You've just cajoled the last lo mein noodle out of a takeout container and narrowly avoided choking on it, thanks to the dangerously hilarious comedy special you're watching. Then, just as soon as you've begun to recover, that friend starts texting -- railing against the inadequacies and inequities of local government. Instead of replying, though, you put your phone on vibrate and turn back to the entertainment at hand. It's just too difficult to get upset when your belly is full and your mind is distracted.
The idea that people can be pacified by food and entertainment when they should be rallying to their prescribed civic duties isn't a new one. In fact, the concept was first described in ancient times by the satirical Roman poet Juvenal, who penned the Latin term panem et circenses, which means "bread and circuses."
"Two things only the people anxiously desire -- bread and circuses," he wrote, lamenting the failure of citizens to take action as the democratic Roman Republic fell and the heavy-handed Roman Empire began.
Within a mere 100 years, Rome underwent massive governmental changes. What in 133 B.C.E. was a free republic that relied on a voting populace and an assembly system morphed into an embittered autocracy by the first century C.E. [source: Beard].
Thus, Juvenal's term, "bread and circuses" went viral, used by scores of people -- then and now -- to describe people who voluntarily trade their democratic freedoms in exchange for stable-yet-controlling government.
Back then, the Roman government kept the Roman people pacified by offering them free food and rousing entertainment in the Roman Colosseum.

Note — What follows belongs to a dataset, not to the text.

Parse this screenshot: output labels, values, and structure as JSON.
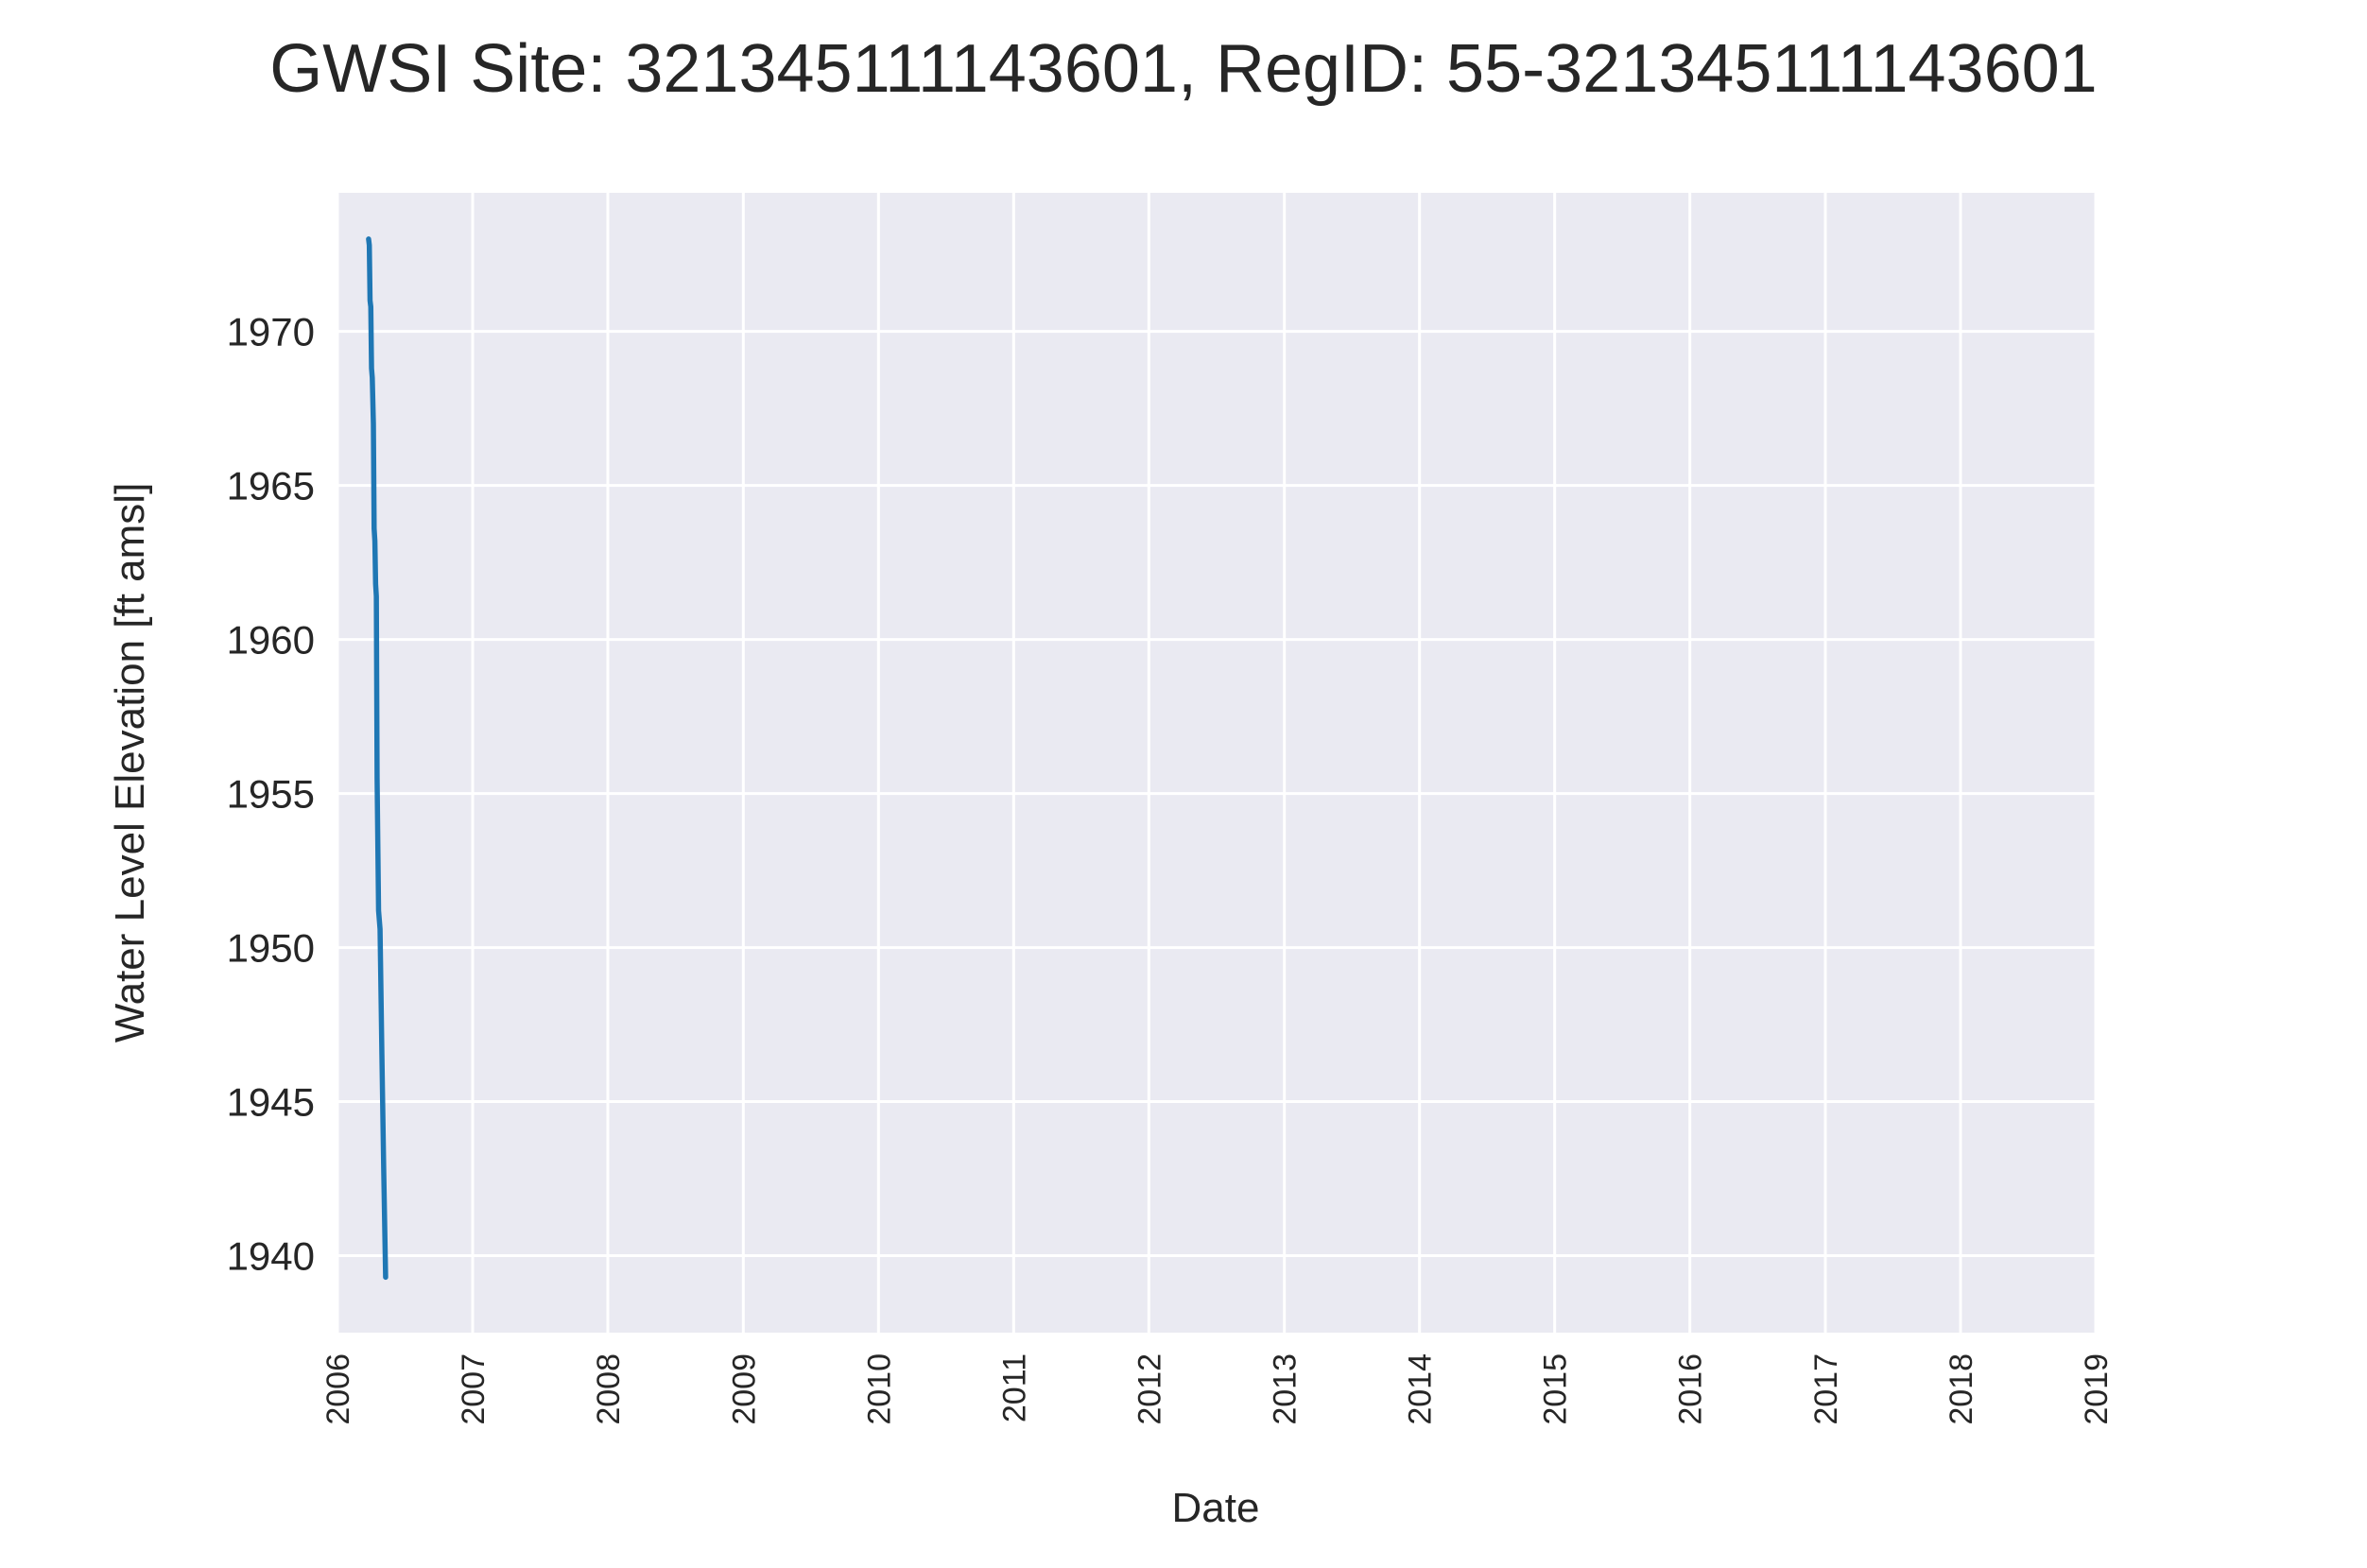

Now, "bread and circuses" applies to any civic or governmental entity -- or any situation, really -- in which the masses willingly accept short-term solutions to ease their discontent.
The "bread and circuses" concept is also a fitting descriptor for Dominant Ideology. Dominant Ideology is a Marxist construct exemplified by the idea that economically disadvantaged classes will accept that it's their fate to remain so [source: Purdue].
It's possible that the moral of the story is one of independence -- in thought, action and economics. And especially when it comes to the Roman Colosseum.